Telehealth is often presented as the solution to geographic barriers, and it does reduce travel burdens for some visit types. But virtual care cannot replace diagnostic imaging, physical examinations, or procedures requiring specialized equipment. For the most common reasons to see a specialist - a suspicious scan, an unexplained symptom, a treatment that requires hands-on assessment - telehealth is a complement, not a substitute.

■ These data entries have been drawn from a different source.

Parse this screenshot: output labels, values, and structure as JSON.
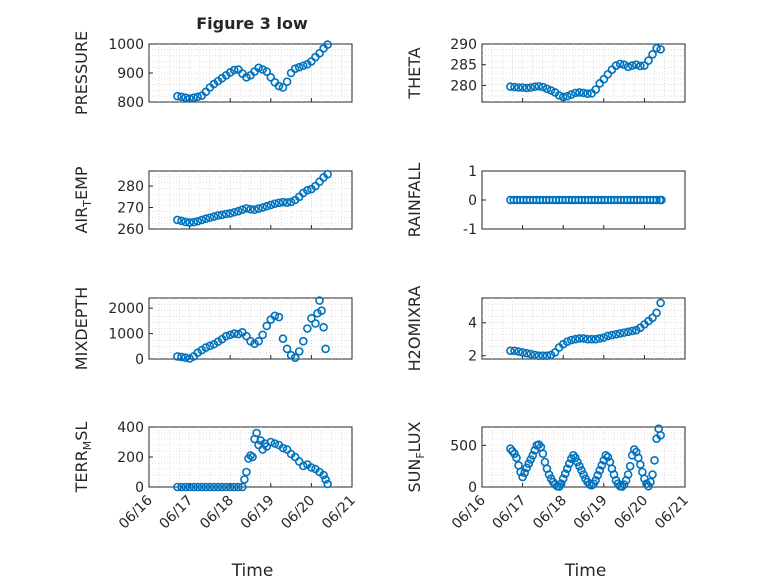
{
  "figure": {
    "title": "Figure 3 low",
    "marker_color": "#0072BD",
    "x_label": "Time"
  },
  "chart_data": [
    {
      "type": "scatter",
      "id": "pressure",
      "ylabel": "PRESSURE",
      "ylim": [
        800,
        1000
      ],
      "yticks": [
        800,
        900,
        1000
      ],
      "ytick_labels": [
        "800",
        "900",
        "1000"
      ],
      "xlim": [
        0,
        5
      ],
      "xticks": [
        0,
        1,
        2,
        3,
        4,
        5
      ],
      "xtick_labels": [
        "06/16",
        "06/17",
        "06/18",
        "06/19",
        "06/20",
        "06/21"
      ],
      "show_xtick_labels": false,
      "grid": true,
      "minor_grid": true,
      "x": [
        0.7,
        0.8,
        0.9,
        1.0,
        1.1,
        1.2,
        1.3,
        1.4,
        1.5,
        1.6,
        1.7,
        1.8,
        1.9,
        2.0,
        2.1,
        2.2,
        2.3,
        2.4,
        2.5,
        2.6,
        2.7,
        2.8,
        2.9,
        3.0,
        3.1,
        3.2,
        3.3,
        3.4,
        3.5,
        3.6,
        3.7,
        3.8,
        3.9,
        4.0,
        4.1,
        4.2,
        4.3,
        4.4
      ],
      "values": [
        820,
        818,
        815,
        812,
        815,
        818,
        822,
        835,
        850,
        862,
        872,
        882,
        892,
        902,
        910,
        912,
        898,
        885,
        892,
        905,
        918,
        912,
        905,
        885,
        868,
        855,
        850,
        870,
        900,
        915,
        920,
        925,
        930,
        940,
        955,
        968,
        985,
        998
      ]
    },
    {
      "type": "scatter",
      "id": "theta",
      "ylabel": "THETA",
      "ylim": [
        276,
        290
      ],
      "yticks": [
        280,
        285,
        290
      ],
      "ytick_labels": [
        "280",
        "285",
        "290"
      ],
      "xlim": [
        0,
        5
      ],
      "xticks": [
        0,
        1,
        2,
        3,
        4,
        5
      ],
      "xtick_labels": [
        "06/16",
        "06/17",
        "06/18",
        "06/19",
        "06/20",
        "06/21"
      ],
      "show_xtick_labels": false,
      "grid": true,
      "minor_grid": true,
      "x": [
        0.7,
        0.8,
        0.9,
        1.0,
        1.1,
        1.2,
        1.3,
        1.4,
        1.5,
        1.6,
        1.7,
        1.8,
        1.9,
        2.0,
        2.1,
        2.2,
        2.3,
        2.4,
        2.5,
        2.6,
        2.7,
        2.8,
        2.9,
        3.0,
        3.1,
        3.2,
        3.3,
        3.4,
        3.5,
        3.6,
        3.7,
        3.8,
        3.9,
        4.0,
        4.1,
        4.2,
        4.3,
        4.4
      ],
      "values": [
        279.7,
        279.6,
        279.5,
        279.5,
        279.4,
        279.5,
        279.7,
        279.8,
        279.6,
        279.2,
        278.8,
        278.3,
        277.6,
        277.2,
        277.4,
        277.8,
        278.2,
        278.3,
        278.2,
        278.0,
        278.1,
        279.0,
        280.5,
        281.5,
        282.7,
        283.8,
        284.8,
        285.2,
        285.0,
        284.5,
        284.8,
        285.0,
        284.7,
        284.8,
        286.0,
        287.5,
        289.0,
        288.7
      ]
    },
    {
      "type": "scatter",
      "id": "air_temp",
      "ylabel": "AIR_TEMP",
      "ylabel_main": "AIR",
      "ylabel_sub": "T",
      "ylabel_rest": "EMP",
      "ylim": [
        260,
        287
      ],
      "yticks": [
        260,
        270,
        280
      ],
      "ytick_labels": [
        "260",
        "270",
        "280"
      ],
      "xlim": [
        0,
        5
      ],
      "xticks": [
        0,
        1,
        2,
        3,
        4,
        5
      ],
      "xtick_labels": [
        "06/16",
        "06/17",
        "06/18",
        "06/19",
        "06/20",
        "06/21"
      ],
      "show_xtick_labels": false,
      "grid": true,
      "minor_grid": true,
      "x": [
        0.7,
        0.8,
        0.9,
        1.0,
        1.1,
        1.2,
        1.3,
        1.4,
        1.5,
        1.6,
        1.7,
        1.8,
        1.9,
        2.0,
        2.1,
        2.2,
        2.3,
        2.4,
        2.5,
        2.6,
        2.7,
        2.8,
        2.9,
        3.0,
        3.1,
        3.2,
        3.3,
        3.4,
        3.5,
        3.6,
        3.7,
        3.8,
        3.9,
        4.0,
        4.1,
        4.2,
        4.3,
        4.4
      ],
      "values": [
        264.2,
        263.8,
        263.3,
        263.0,
        263.2,
        263.6,
        264.2,
        264.8,
        265.3,
        265.8,
        266.3,
        266.6,
        267.0,
        267.3,
        267.8,
        268.3,
        269.0,
        269.6,
        269.2,
        269.0,
        269.5,
        270.0,
        270.6,
        271.2,
        271.8,
        272.2,
        272.5,
        272.3,
        272.6,
        273.5,
        275.0,
        276.8,
        278.0,
        278.6,
        280.0,
        282.0,
        284.0,
        285.5
      ]
    },
    {
      "type": "scatter",
      "id": "rainfall",
      "ylabel": "RAINFALL",
      "ylim": [
        -1,
        1
      ],
      "yticks": [
        -1,
        0,
        1
      ],
      "ytick_labels": [
        "-1",
        "0",
        "1"
      ],
      "xlim": [
        0,
        5
      ],
      "xticks": [
        0,
        1,
        2,
        3,
        4,
        5
      ],
      "xtick_labels": [
        "06/16",
        "06/17",
        "06/18",
        "06/19",
        "06/20",
        "06/21"
      ],
      "show_xtick_labels": false,
      "grid": false,
      "minor_grid": false,
      "x": [
        0.7,
        0.78,
        0.86,
        0.94,
        1.02,
        1.1,
        1.18,
        1.26,
        1.34,
        1.42,
        1.5,
        1.58,
        1.66,
        1.74,
        1.82,
        1.9,
        1.98,
        2.06,
        2.14,
        2.22,
        2.3,
        2.38,
        2.46,
        2.54,
        2.62,
        2.7,
        2.78,
        2.86,
        2.94,
        3.02,
        3.1,
        3.18,
        3.26,
        3.34,
        3.42,
        3.5,
        3.58,
        3.66,
        3.74,
        3.82,
        3.9,
        3.98,
        4.06,
        4.14,
        4.22,
        4.3,
        4.38,
        4.42
      ],
      "values": [
        0,
        0,
        0,
        0,
        0,
        0,
        0,
        0,
        0,
        0,
        0,
        0,
        0,
        0,
        0,
        0,
        0,
        0,
        0,
        0,
        0,
        0,
        0,
        0,
        0,
        0,
        0,
        0,
        0,
        0,
        0,
        0,
        0,
        0,
        0,
        0,
        0,
        0,
        0,
        0,
        0,
        0,
        0,
        0,
        0,
        0,
        0,
        0
      ]
    },
    {
      "type": "scatter",
      "id": "mixdepth",
      "ylabel": "MIXDEPTH",
      "ylim": [
        0,
        2400
      ],
      "yticks": [
        0,
        1000,
        2000
      ],
      "ytick_labels": [
        "0",
        "1000",
        "2000"
      ],
      "xlim": [
        0,
        5
      ],
      "xticks": [
        0,
        1,
        2,
        3,
        4,
        5
      ],
      "xtick_labels": [
        "06/16",
        "06/17",
        "06/18",
        "06/19",
        "06/20",
        "06/21"
      ],
      "show_xtick_labels": false,
      "grid": true,
      "minor_grid": true,
      "x": [
        0.7,
        0.8,
        0.9,
        1.0,
        1.1,
        1.2,
        1.3,
        1.4,
        1.5,
        1.6,
        1.7,
        1.8,
        1.9,
        2.0,
        2.1,
        2.2,
        2.3,
        2.4,
        2.5,
        2.6,
        2.7,
        2.8,
        2.9,
        3.0,
        3.1,
        3.2,
        3.3,
        3.4,
        3.5,
        3.6,
        3.7,
        3.8,
        3.9,
        4.0,
        4.1,
        4.15,
        4.2,
        4.25,
        4.3,
        4.35
      ],
      "values": [
        100,
        80,
        50,
        20,
        100,
        250,
        350,
        450,
        520,
        580,
        680,
        780,
        900,
        950,
        1000,
        980,
        1050,
        900,
        700,
        600,
        700,
        950,
        1300,
        1550,
        1700,
        1650,
        800,
        400,
        150,
        50,
        300,
        700,
        1200,
        1600,
        1400,
        1800,
        2300,
        1900,
        1250,
        400
      ]
    },
    {
      "type": "scatter",
      "id": "h2omixra",
      "ylabel": "H2OMIXRA",
      "ylim": [
        1.8,
        5.5
      ],
      "yticks": [
        2,
        4
      ],
      "ytick_labels": [
        "2",
        "4"
      ],
      "xlim": [
        0,
        5
      ],
      "xticks": [
        0,
        1,
        2,
        3,
        4,
        5
      ],
      "xtick_labels": [
        "06/16",
        "06/17",
        "06/18",
        "06/19",
        "06/20",
        "06/21"
      ],
      "show_xtick_labels": false,
      "grid": true,
      "minor_grid": true,
      "x": [
        0.7,
        0.8,
        0.9,
        1.0,
        1.1,
        1.2,
        1.3,
        1.4,
        1.5,
        1.6,
        1.7,
        1.8,
        1.9,
        2.0,
        2.1,
        2.2,
        2.3,
        2.4,
        2.5,
        2.6,
        2.7,
        2.8,
        2.9,
        3.0,
        3.1,
        3.2,
        3.3,
        3.4,
        3.5,
        3.6,
        3.7,
        3.8,
        3.9,
        4.0,
        4.1,
        4.2,
        4.3,
        4.4
      ],
      "values": [
        2.3,
        2.3,
        2.25,
        2.2,
        2.15,
        2.1,
        2.05,
        2.0,
        2.0,
        2.0,
        2.05,
        2.2,
        2.5,
        2.7,
        2.85,
        2.95,
        3.0,
        3.05,
        3.05,
        3.0,
        3.0,
        3.0,
        3.05,
        3.1,
        3.2,
        3.25,
        3.3,
        3.35,
        3.4,
        3.45,
        3.5,
        3.55,
        3.7,
        3.9,
        4.1,
        4.3,
        4.6,
        5.2
      ]
    },
    {
      "type": "scatter",
      "id": "terr_msl",
      "ylabel": "TERR_MSL",
      "ylabel_main": "TERR",
      "ylabel_sub": "M",
      "ylabel_rest": "SL",
      "ylim": [
        0,
        400
      ],
      "yticks": [
        0,
        200,
        400
      ],
      "ytick_labels": [
        "0",
        "200",
        "400"
      ],
      "xlim": [
        0,
        5
      ],
      "xticks": [
        0,
        1,
        2,
        3,
        4,
        5
      ],
      "xtick_labels": [
        "06/16",
        "06/17",
        "06/18",
        "06/19",
        "06/20",
        "06/21"
      ],
      "show_xtick_labels": true,
      "grid": true,
      "minor_grid": true,
      "x": [
        0.7,
        0.8,
        0.9,
        1.0,
        1.1,
        1.2,
        1.3,
        1.4,
        1.5,
        1.6,
        1.7,
        1.8,
        1.9,
        2.0,
        2.1,
        2.2,
        2.3,
        2.35,
        2.4,
        2.45,
        2.5,
        2.55,
        2.6,
        2.65,
        2.7,
        2.75,
        2.8,
        2.85,
        2.9,
        3.0,
        3.1,
        3.2,
        3.3,
        3.4,
        3.5,
        3.6,
        3.7,
        3.8,
        3.9,
        4.0,
        4.1,
        4.2,
        4.3,
        4.35,
        4.4
      ],
      "values": [
        0,
        0,
        0,
        0,
        0,
        0,
        0,
        0,
        0,
        0,
        0,
        0,
        0,
        0,
        0,
        0,
        0,
        50,
        100,
        190,
        210,
        200,
        320,
        360,
        280,
        310,
        250,
        290,
        270,
        300,
        290,
        280,
        260,
        250,
        220,
        200,
        170,
        140,
        150,
        130,
        120,
        100,
        80,
        50,
        20
      ]
    },
    {
      "type": "scatter",
      "id": "sun_flux",
      "ylabel": "SUN_FLUX",
      "ylabel_main": "SUN",
      "ylabel_sub": "F",
      "ylabel_rest": "LUX",
      "ylim": [
        0,
        720
      ],
      "yticks": [
        0,
        500
      ],
      "ytick_labels": [
        "0",
        "500"
      ],
      "xlim": [
        0,
        5
      ],
      "xticks": [
        0,
        1,
        2,
        3,
        4,
        5
      ],
      "xtick_labels": [
        "06/16",
        "06/17",
        "06/18",
        "06/19",
        "06/20",
        "06/21"
      ],
      "show_xtick_labels": true,
      "grid": true,
      "minor_grid": true,
      "x": [
        0.7,
        0.75,
        0.8,
        0.85,
        0.9,
        0.95,
        1.0,
        1.05,
        1.1,
        1.15,
        1.2,
        1.25,
        1.3,
        1.35,
        1.4,
        1.45,
        1.5,
        1.55,
        1.6,
        1.65,
        1.7,
        1.75,
        1.8,
        1.85,
        1.9,
        1.95,
        2.0,
        2.05,
        2.1,
        2.15,
        2.2,
        2.25,
        2.3,
        2.35,
        2.4,
        2.45,
        2.5,
        2.55,
        2.6,
        2.65,
        2.7,
        2.75,
        2.8,
        2.85,
        2.9,
        2.95,
        3.0,
        3.05,
        3.1,
        3.15,
        3.2,
        3.25,
        3.3,
        3.35,
        3.4,
        3.45,
        3.5,
        3.55,
        3.6,
        3.65,
        3.7,
        3.75,
        3.8,
        3.85,
        3.9,
        3.95,
        4.0,
        4.05,
        4.1,
        4.15,
        4.2,
        4.25,
        4.3,
        4.35,
        4.4
      ],
      "values": [
        460,
        430,
        400,
        350,
        260,
        180,
        120,
        170,
        230,
        280,
        330,
        380,
        440,
        500,
        510,
        480,
        400,
        300,
        220,
        150,
        100,
        60,
        30,
        10,
        5,
        40,
        100,
        160,
        220,
        280,
        340,
        380,
        350,
        300,
        250,
        200,
        150,
        100,
        60,
        30,
        20,
        40,
        80,
        140,
        200,
        260,
        320,
        380,
        360,
        300,
        220,
        150,
        80,
        40,
        10,
        5,
        30,
        80,
        150,
        250,
        380,
        450,
        420,
        350,
        270,
        180,
        100,
        40,
        10,
        60,
        150,
        320,
        580,
        700,
        620
      ]
    }
  ]
}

Soeren Mattke, the study's senior author and director of the Brain Health Observatory at USC, put it directly: telehealth is an important tool, but not a cure-all. Systems still need to think carefully about where services are located and how patients physically reach them.

The transportation policy angle

Programs offering ride services, improved public transit routes to medical facilities, and partnerships with community organizations could meaningfully reduce the gap between those willing to travel and those unable to. Non-emergency medical transportation already exists through Medicaid in many states, but coverage varies and wait times can be prohibitive.

The study does not quantify how much travel burden would need to decrease to prevent care delays, nor does it track whether expressed willingness to travel translates into actual behavior. There is a well-documented gap between what people say they will do in a survey and what they do when an appointment requires a two-hour round trip on a Tuesday morning.

The bottom line for health planning

Distance alone is not the story. The type of visit, the patient's resources, their health status, and the practical logistics of getting from home to clinic all shape whether an appointment happens or gets skipped. As care delivery models evolve, matching services to the actual travel capacity of the population they serve - rather than to an assumed average - will matter for outcomes.